Tıp, ahlâktan soyulduğunda, yeryüzünün en soysuz ticarî vasıtalarından biri olmaya adaydır. Ancak merhamet, hemhal oluş ve ahlâk ile uygulanmasıdır ki, onu kutsal bir meslek kılar.

Tıp bir şefkat mesleğidir. Şefkat ise hemhal oluşla mümkündür. Modern tıbbın ızdırabı, ızdırabın tıbbını yok saymasından kaynaklanmaktadır.’’

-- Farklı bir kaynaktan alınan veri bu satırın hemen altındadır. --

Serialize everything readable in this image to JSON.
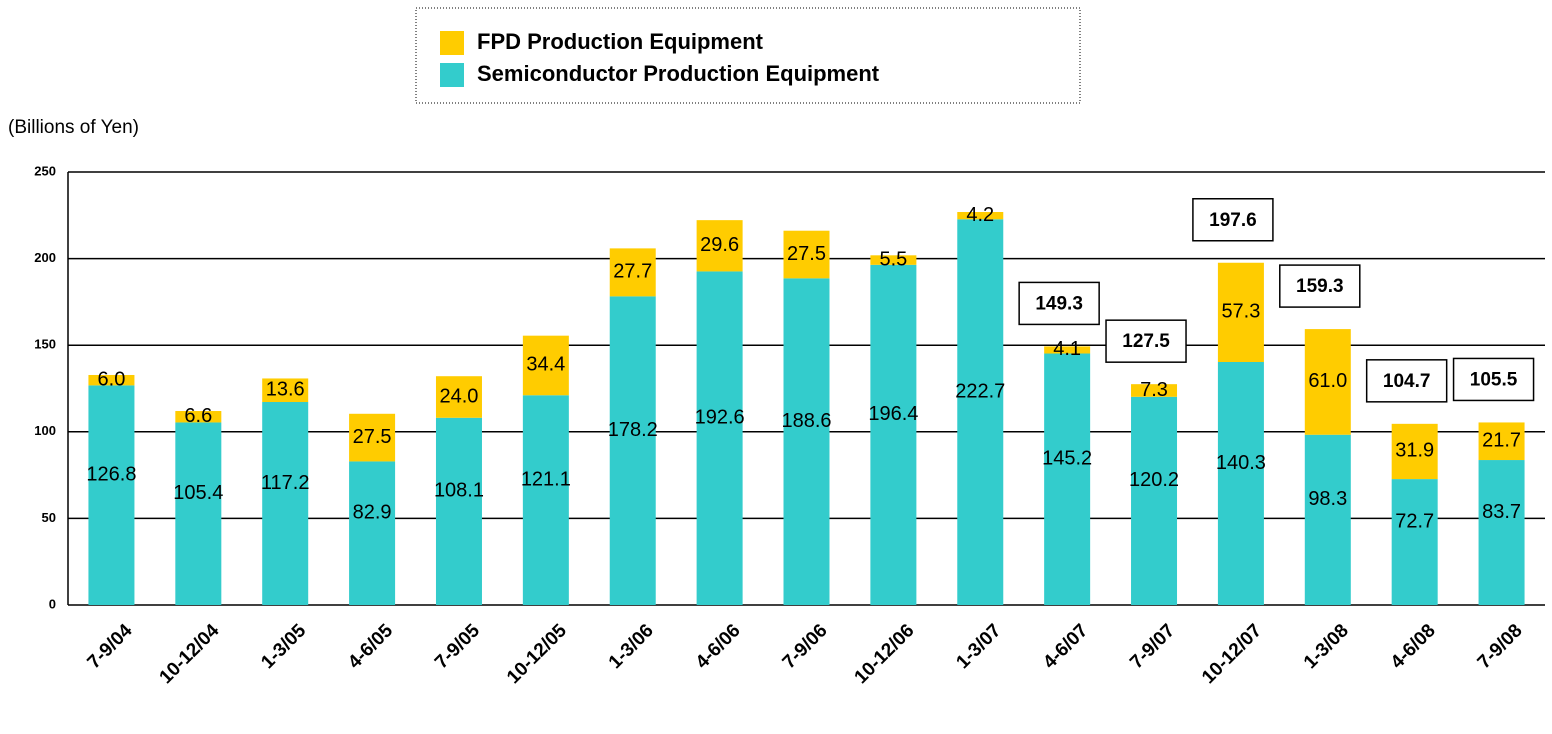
{
  "chart_data": {
    "type": "stacked_bar",
    "ylabel": "(Billions of Yen)",
    "categories": [
      "7-9/04",
      "10-12/04",
      "1-3/05",
      "4-6/05",
      "7-9/05",
      "10-12/05",
      "1-3/06",
      "4-6/06",
      "7-9/06",
      "10-12/06",
      "1-3/07",
      "4-6/07",
      "7-9/07",
      "10-12/07",
      "1-3/08",
      "4-6/08",
      "7-9/08"
    ],
    "series": [
      {
        "name": "Semiconductor Production Equipment",
        "color": "#33cccc",
        "values": [
          126.8,
          105.4,
          117.2,
          82.9,
          108.1,
          121.1,
          178.2,
          192.6,
          188.6,
          196.4,
          222.7,
          145.2,
          120.2,
          140.3,
          98.3,
          72.7,
          83.7
        ]
      },
      {
        "name": "FPD Production Equipment",
        "color": "#ffcc00",
        "values": [
          6.0,
          6.6,
          13.6,
          27.5,
          24.0,
          34.4,
          27.7,
          29.6,
          27.5,
          5.5,
          4.2,
          4.1,
          7.3,
          57.3,
          61.0,
          31.9,
          21.7
        ],
        "value_labels": [
          "6.0",
          "6.6",
          "13.6",
          "27.5",
          "24.0",
          "34.4",
          "27.7",
          "29.6",
          "27.5",
          "5.5",
          "4.2",
          "4.1",
          "7.3",
          "57.3",
          "61.0",
          "31.9",
          "21.7"
        ]
      }
    ],
    "totals": [
      null,
      null,
      null,
      null,
      null,
      null,
      null,
      null,
      null,
      null,
      null,
      149.3,
      127.5,
      197.6,
      159.3,
      104.7,
      105.5
    ],
    "ylim": [
      0,
      250
    ],
    "yticks": [
      0,
      50,
      100,
      150,
      200,
      250
    ],
    "grid": true,
    "legend": "top"
  }
}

 Hastalar gibi doktorlar da sayılıyor

Modern tıpta sadece hastalar değil doktorlar da sayılarla ifade edilir. Mesela, sağlıkta devrim niteliğinde değişiklikler gerçekleştiren Sağlık Bakanımız bile ‘kaç bin kişiye kaç doktor düştüğü’ hesabına takılıp kalmıştır. Oysa, öncelikle artırılması gereken doktor sayısı değil, tıp eğitiminin kalitesidir. En köklü tıp fakültelerinin hâli ortada iken bir gecede açılacak yeni fakültelerden yetişecek doktorlar ‘sayı artırmaktan başka ne işe yarayacaktır’ ?

Gelelim neticeye

Neticede, bunlara bile çoktan razı olmalıyız, çünkü olguların ‘tüketici’ olacağı, sağlıkla ilgili olumsuzlukların ‘tüketici köşelerinde’ tartışılacağı günler çok uzakta değil.